The topic of how to handle security vulnerabilities has been discussed for years. Wikipedia defines responsible disclosure as:
Responsible disclosure is a computer security term describing a vulnerability disclosure model. It is like full disclosure, with the addition that all stakeholders agree to allow a period of time for the vulnerability to be patched before publishing the details. Developers of hardware and software often require time and resources to repair their mistakes. Hackers and computer security scientists have the opinion that it is their social responsibility to make the public aware of vulnerabilities with a high impact. Hiding these problems could cause a feeling of false security. To avoid this, the involved parties join forces and agree on a period of time for repairing the vulnerability and preventing any future damage.

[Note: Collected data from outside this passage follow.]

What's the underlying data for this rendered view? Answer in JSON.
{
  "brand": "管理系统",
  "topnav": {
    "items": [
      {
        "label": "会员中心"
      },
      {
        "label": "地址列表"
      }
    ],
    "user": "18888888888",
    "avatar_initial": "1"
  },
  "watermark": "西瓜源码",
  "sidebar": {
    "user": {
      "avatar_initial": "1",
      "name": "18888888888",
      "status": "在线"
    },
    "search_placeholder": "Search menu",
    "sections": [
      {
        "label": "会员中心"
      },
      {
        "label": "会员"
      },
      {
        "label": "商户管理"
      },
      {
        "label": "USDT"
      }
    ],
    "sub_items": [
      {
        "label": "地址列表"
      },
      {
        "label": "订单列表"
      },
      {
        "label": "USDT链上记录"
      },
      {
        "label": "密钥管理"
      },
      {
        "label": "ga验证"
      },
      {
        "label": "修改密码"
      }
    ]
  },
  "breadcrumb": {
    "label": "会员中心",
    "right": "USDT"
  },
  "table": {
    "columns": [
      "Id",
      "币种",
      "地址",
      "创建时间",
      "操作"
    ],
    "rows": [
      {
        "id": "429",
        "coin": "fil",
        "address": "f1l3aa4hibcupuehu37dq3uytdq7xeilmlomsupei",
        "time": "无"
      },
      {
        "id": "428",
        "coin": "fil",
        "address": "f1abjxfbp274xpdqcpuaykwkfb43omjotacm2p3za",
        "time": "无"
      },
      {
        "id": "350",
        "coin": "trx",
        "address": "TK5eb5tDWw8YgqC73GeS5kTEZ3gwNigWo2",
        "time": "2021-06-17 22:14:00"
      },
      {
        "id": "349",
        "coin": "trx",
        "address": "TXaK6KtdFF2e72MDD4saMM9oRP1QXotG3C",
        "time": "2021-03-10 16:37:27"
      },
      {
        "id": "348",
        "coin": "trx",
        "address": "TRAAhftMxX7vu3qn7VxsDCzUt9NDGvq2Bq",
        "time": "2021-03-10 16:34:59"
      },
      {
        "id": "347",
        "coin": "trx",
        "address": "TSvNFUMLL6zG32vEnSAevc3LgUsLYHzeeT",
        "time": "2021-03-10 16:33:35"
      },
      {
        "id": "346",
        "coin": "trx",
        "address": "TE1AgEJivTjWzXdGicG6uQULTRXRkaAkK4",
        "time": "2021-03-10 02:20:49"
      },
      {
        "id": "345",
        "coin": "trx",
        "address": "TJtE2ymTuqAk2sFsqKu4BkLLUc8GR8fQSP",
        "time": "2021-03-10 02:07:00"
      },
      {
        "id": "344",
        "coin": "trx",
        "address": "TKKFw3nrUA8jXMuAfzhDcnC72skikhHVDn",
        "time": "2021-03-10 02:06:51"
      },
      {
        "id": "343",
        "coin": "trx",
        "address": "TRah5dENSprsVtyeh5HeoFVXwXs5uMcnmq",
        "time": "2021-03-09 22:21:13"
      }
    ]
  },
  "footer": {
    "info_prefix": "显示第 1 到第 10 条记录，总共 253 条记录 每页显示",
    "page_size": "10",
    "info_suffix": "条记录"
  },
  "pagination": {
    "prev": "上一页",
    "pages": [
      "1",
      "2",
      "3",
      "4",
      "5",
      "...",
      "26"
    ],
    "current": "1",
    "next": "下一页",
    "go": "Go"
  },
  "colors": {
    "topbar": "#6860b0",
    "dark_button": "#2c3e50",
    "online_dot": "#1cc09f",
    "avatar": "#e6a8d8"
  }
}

Depending on the potential impact of the vulnerability, this period may vary between a few weeks and several months.
Facebook understands the value of responsible disclosure, noting:
If you give us a reasonable time to respond to your report before making any information public and make a good faith effort to avoid privacy violations, destruction of data and interruption or degradation of our service during your research, we will not bring any lawsuit against you or ask law enforcement to investigate you.

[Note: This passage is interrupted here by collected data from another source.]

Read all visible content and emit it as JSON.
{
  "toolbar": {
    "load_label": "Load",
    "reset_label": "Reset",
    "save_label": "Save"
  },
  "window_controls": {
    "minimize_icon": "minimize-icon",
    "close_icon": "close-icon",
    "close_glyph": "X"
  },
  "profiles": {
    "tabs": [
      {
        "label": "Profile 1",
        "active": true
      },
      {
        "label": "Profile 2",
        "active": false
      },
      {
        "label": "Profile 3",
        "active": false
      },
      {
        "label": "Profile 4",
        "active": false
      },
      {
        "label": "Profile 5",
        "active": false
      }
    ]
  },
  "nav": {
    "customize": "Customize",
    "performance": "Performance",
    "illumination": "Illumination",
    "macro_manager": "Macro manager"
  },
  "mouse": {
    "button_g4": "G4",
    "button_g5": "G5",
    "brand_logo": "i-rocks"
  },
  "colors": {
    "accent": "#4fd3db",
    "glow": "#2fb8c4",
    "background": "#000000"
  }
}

Microsoft has a similar scheme, which they call Coordinated Vulnerability Disclosure.
I believe in responsible disclosure, and have practiced it both when I was working as a vendor (at which point I worked with people who found vulnerabilities in my company’s products, ensuring that they got credit and that security problems were fixed promptly), and when I’ve found vulnerabilities in products.

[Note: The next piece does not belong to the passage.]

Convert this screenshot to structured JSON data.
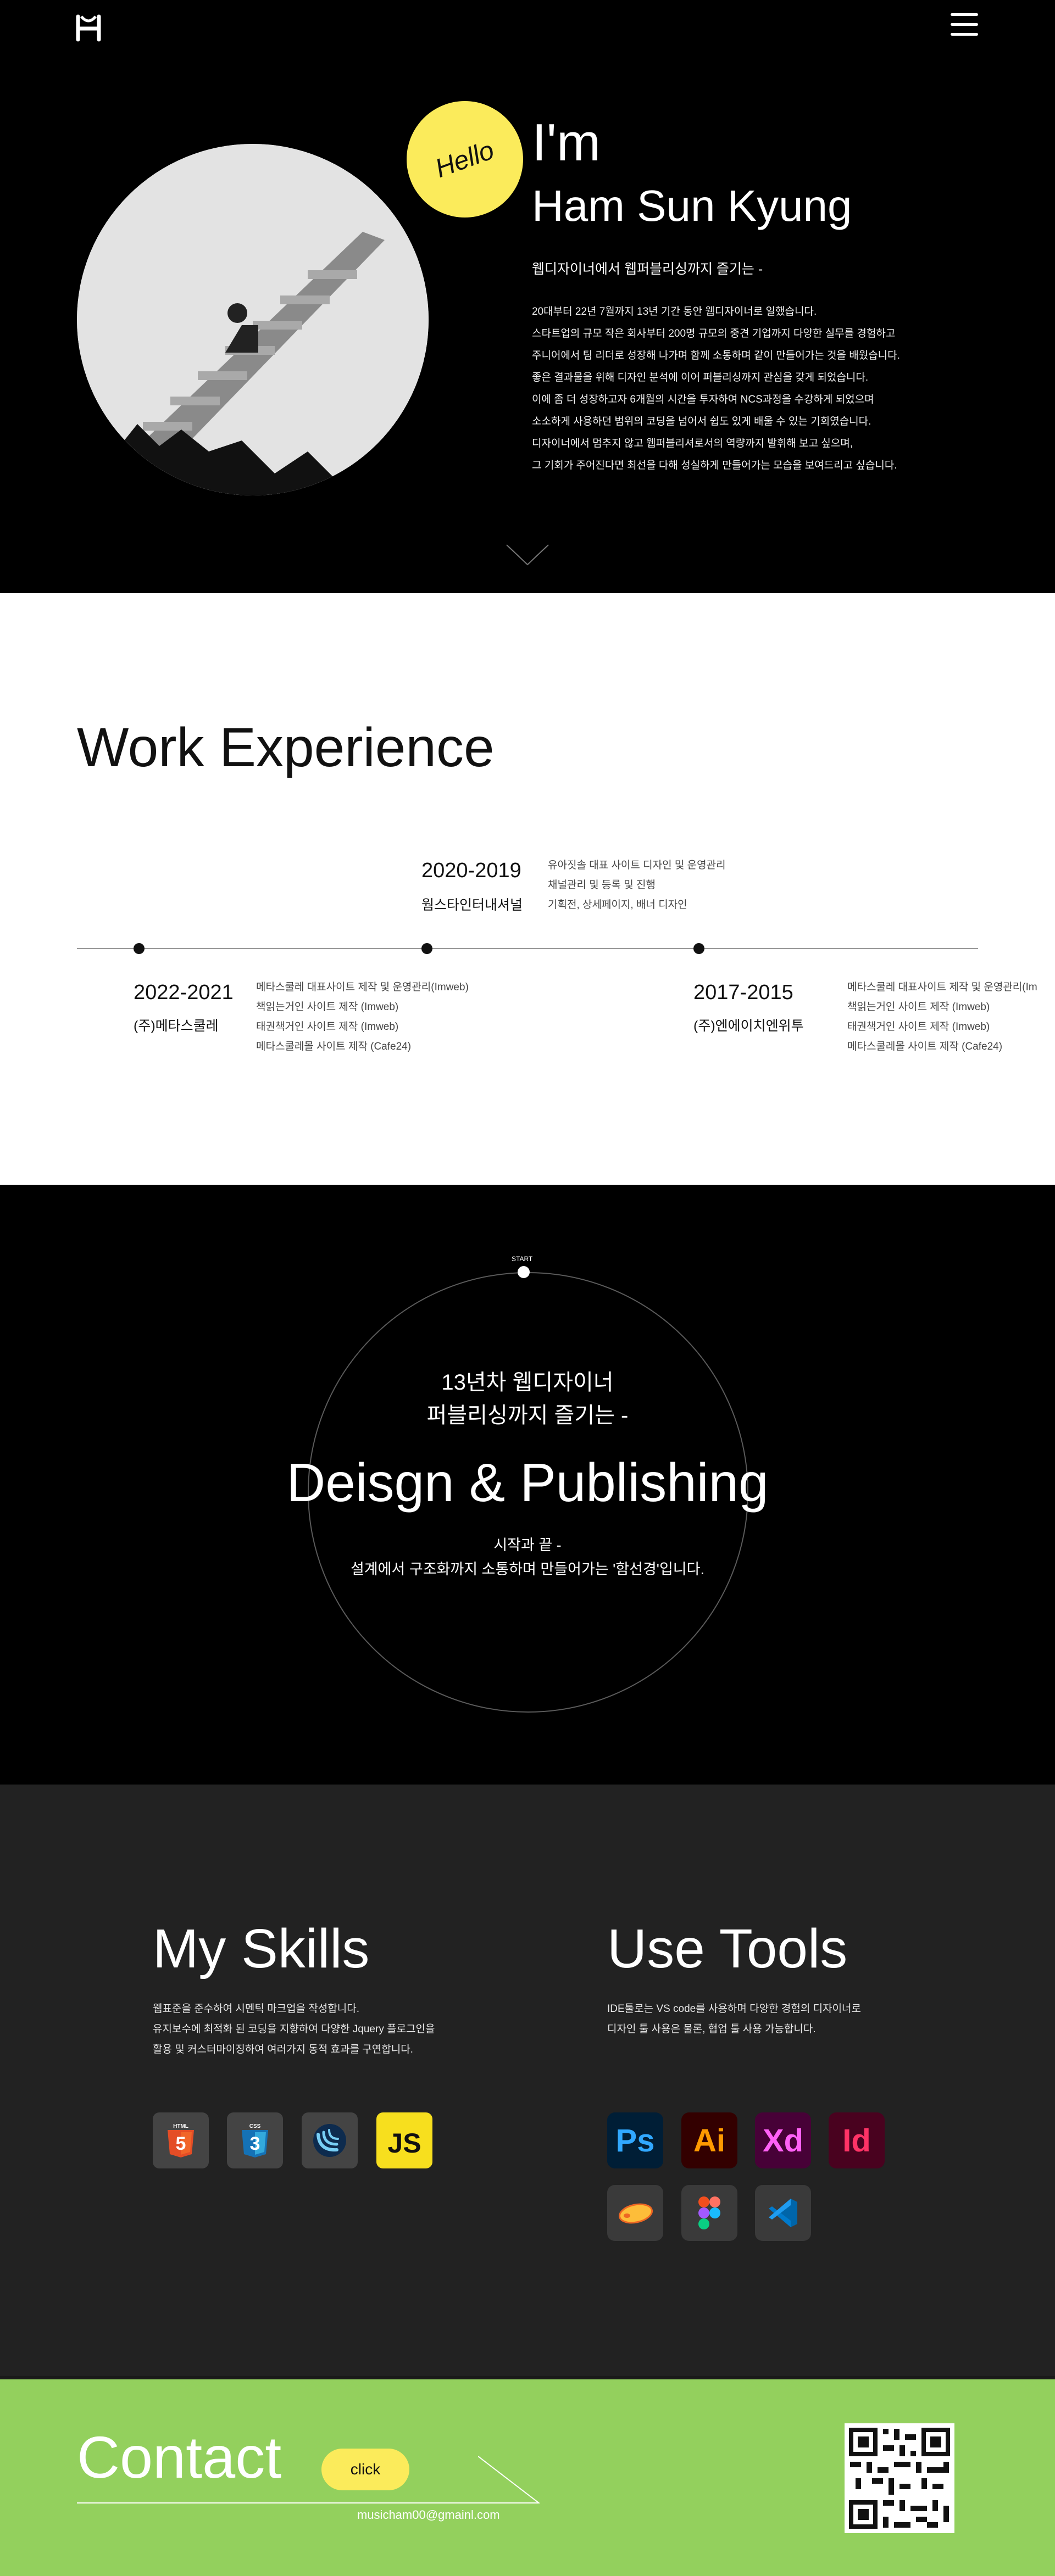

So I was surprised by a recent interaction with Blackboard.com, a provider of services to schools and universities.
The problem started when I forgot my password for Fairfax County Public Schools, where my daughter is a student. Clicking the “I forgot my password” link sent me an email – but instead of an email with a link, it sent my actual password. This was common five or 10 years ago but has largely been eliminated in recent years.
So I wrote a letter to the FCPS technical support line, explaining the problem, and why it’s a bad idea to send passwords instead of a link. (In brief, because (1) if the site can send the password, that means they’re not storing it in a one-way hashed form as is best practice, (2) many people use the same password for multiple sites so any compromise of the site containing the password could compromise the user on multiple sites, and (3) email is insecure.) I got back a pleasant reply saying they would investigate, and after a few days was told that the problem was in Blackboard’s product, and they would follow up with Blackboard. It’s not the most critical security problem, but since site compromise causing password theft is a common source of identity theft, it’s an important problem to solve promptly.
Feeling that I, as a security professional, probably knew more about how to make this work than FCPS, I contacted Steve Feldman, the Vice President of Performance and Security Engineering at Blackboard (whom I found with LinkedIn. I explained to Feldman why storing and sending passwords is a problem, and asked him to investigate. Feldman responded promptly, understood the problem, and forwarded me to one of his lieutenants with the title “Director, Security, Blackboard Learn”, who also promised to investigate and respond promptly, and forwarded me to someone in technical support for Blackboard Connect, which I assume is a different product. And that’s where things went downhill.
The technical support person, after some investigation, informed me that “I have requested that my VP of Product Management generate a quote to perform this custom change.” I asked whether this was a problem in the Blackboard product or FCPS’s integration into their existing systems (which may have been performed by Blackboard, FCPS, or a third party), and what Blackboard is doing to solve this problem for all its customers – as well as questioning why a customer is being charged for a “custom change” to fix a security problem. (That’s a battle that Microsoft lost years ago, when they refused to give security patches to people with pirated copies of Windows.) At that point, the technical support person said that since I don’t work for FCPS, he can’t answer any more questions.
That’s fair enough, but when I popped the stack, I ran into the same problem – neither Feldman nor his director of security would tell me anything about whether this is a problem in their product or in the local integration, and how any resolution is being communicated to other Blackboard customers, if others are affected.
Which takes me back to my original point – responsible disclosure. It’s surprising that a vendor, in particular a company whose mission is to support education, is so uninterested in solving this problem. It’s now been almost two months since I notified them, which is not an unreasonable period of time – but since they’ve made it clear they have no intention of telling me anything, I think it’s long enough. I’m not a hacker by any stretch of the imagination – last time I did any amateur hacking was 15 years ago, and 30 years ago for any serious hacking – but I know the rules of the game.
Vendors, in general, justifiably complain when vulnerabilities are publicly disclosed without an opportunity to address the problem. This experience brought home to me that responsible disclosure isn’t the whole story – responsible handling of the disclosure by the vendor is also critical to the security ecosystem.